While these agencies still integrate third-party DSPs like DoubleClick Bid Manager and The Trade Desk as well as data management platforms like BlueKai to optimize campaign performance, their proprietary programmatic products distinguish them from the crowd and enable them to be less dependent on ad tech vendors.
Agencies outside of WPP, Publicis and Dentsu Aegis cannot license programmatic products from those big networks. So they have to either establish their own technology stack or rent technology from third-party ad tech vendors.
Either way, they’re presented with a dilemma: In the rent model, agencies need to offer the technology under its vendor’s brand. Some companies offer white-label options, but the agency will never stand out with this approach because others can do the same, according to Maciej Zawadziński, CEO of Clearcode.

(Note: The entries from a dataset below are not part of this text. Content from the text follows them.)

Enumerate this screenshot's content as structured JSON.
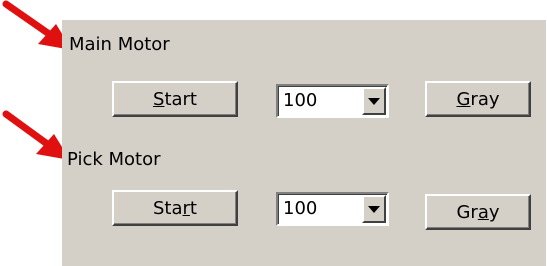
{
  "annotation": {
    "arrow_color": "#e01010",
    "arrow_icon": "red-arrow-icon"
  },
  "panel": {
    "background": "#d4d0c8"
  },
  "main_motor": {
    "label": "Main Motor",
    "start_accel": "S",
    "start_rest": "tart",
    "speed_value": "100",
    "gray_accel": "G",
    "gray_rest": "ray"
  },
  "pick_motor": {
    "label": "Pick Motor",
    "start_pre": "Sta",
    "start_accel": "r",
    "start_rest": "t",
    "speed_value": "100",
    "gray_pre": "Gr",
    "gray_accel": "a",
    "gray_rest": "y"
  }
}
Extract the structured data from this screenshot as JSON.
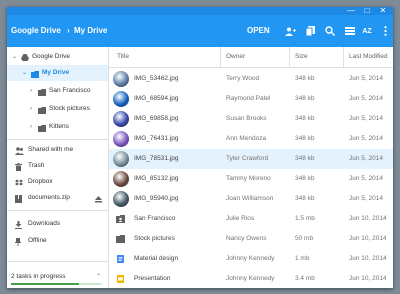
{
  "window": {
    "minimize": "—",
    "maximize": "□",
    "close": "✕"
  },
  "header": {
    "breadcrumb_root": "Google Drive",
    "breadcrumb_sep": "›",
    "breadcrumb_current": "My Drive",
    "open_label": "OPEN",
    "sort_label": "AZ"
  },
  "sidebar": {
    "google_drive": "Google Drive",
    "my_drive": "My Drive",
    "san_francisco": "San Francisco",
    "stock_pictures": "Stock pictures",
    "kittens": "Kittens",
    "shared_with_me": "Shared with me",
    "trash": "Trash",
    "dropbox": "Dropbox",
    "documents_zip": "documents.zip",
    "downloads": "Downloads",
    "offline": "Offline",
    "tasks_label": "2 tasks in progress",
    "tasks_progress": 0.75
  },
  "columns": {
    "title": "Title",
    "owner": "Owner",
    "size": "Size",
    "modified": "Last Modified"
  },
  "files": [
    {
      "name": "IMG_53462.jpg",
      "owner": "Terry Wood",
      "size": "348 kb",
      "date": "Jun 5, 2014",
      "kind": "image",
      "color": "#5d7fa8"
    },
    {
      "name": "IMG_68594.jpg",
      "owner": "Raymond Patel",
      "size": "348 kb",
      "date": "Jun 5, 2014",
      "kind": "image",
      "color": "#1565c0"
    },
    {
      "name": "IMG_69858.jpg",
      "owner": "Susan Brooks",
      "size": "348 kb",
      "date": "Jun 5, 2014",
      "kind": "image",
      "color": "#3949ab"
    },
    {
      "name": "IMG_76431.jpg",
      "owner": "Ann Mendoza",
      "size": "348 kb",
      "date": "Jun 5, 2014",
      "kind": "image",
      "color": "#7e57c2"
    },
    {
      "name": "IMG_78531.jpg",
      "owner": "Tyler Crawford",
      "size": "348 kb",
      "date": "Jun 5, 2014",
      "kind": "image",
      "color": "#78909c",
      "selected": true
    },
    {
      "name": "IMG_85132.jpg",
      "owner": "Tammy Moreno",
      "size": "348 kb",
      "date": "Jun 5, 2014",
      "kind": "image",
      "color": "#6d4c41"
    },
    {
      "name": "IMG_95940.jpg",
      "owner": "Joan Williamson",
      "size": "348 kb",
      "date": "Jun 5, 2014",
      "kind": "image",
      "color": "#455a64"
    },
    {
      "name": "San Francisco",
      "owner": "Julie Rios",
      "size": "1.5 mb",
      "date": "Jun 10, 2014",
      "kind": "shared-folder",
      "color": "#616161"
    },
    {
      "name": "Stock pictures",
      "owner": "Nancy Owens",
      "size": "50 mb",
      "date": "Jun 10, 2014",
      "kind": "folder",
      "color": "#616161"
    },
    {
      "name": "Material design",
      "owner": "Johnny Kennedy",
      "size": "1 mb",
      "date": "Jun 10, 2014",
      "kind": "doc",
      "color": "#4285f4"
    },
    {
      "name": "Presentation",
      "owner": "Johnny Kennedy",
      "size": "3.4 mb",
      "date": "Jun 10, 2014",
      "kind": "slides",
      "color": "#f4b400"
    }
  ]
}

If agencies can build a technology stack (at a smaller scale than big networks), on the other hand, they can have more control over data, customize the technology based on clients’ needs and avoid price markups that are typical in programmatic buying. The biggest disadvantage of this approach, of course, is the risk of investing money in building or acquiring a technology without any positive return on the investment.
“That’s why I think agencies are better off focusing on the parts of the ad tech ecosystem that can help them to better serve their clients or offer something unique on the market rather than building ‘commodity’ technologies that are just copies of other platforms,” said Zawadziński.
Agencies still play a pivotal role
Some agencies are doing better than others in programmatic. Brands complain about issues like transparency and viewability, but they can hardly handle programmatic without their agency partners.
Aside from the intricacies of programmatic mentioned above, it’s not ideal for brands to work with tech vendors directly, because they lack expertise, experience and direct relationship with premium publishers. Meanwhile, agencies may be able to negotiate a better deal (a lower commission with a DSP) due to the large volume of media buys that agencies manage on behalf of their clients.
Essentially, programmatic is just trading with a methodology. It’s not separate from a brand’s overall media buying plan. “Programmatic is not one thing. Instead, it’s a combination of strategy, operations, technology, trading and data. They all need to work together,” said Wanck from GroupM Connect.
“It’s like if you want to book a taxi, you are not going to start your own taxi company,” he said. “You use Uber.”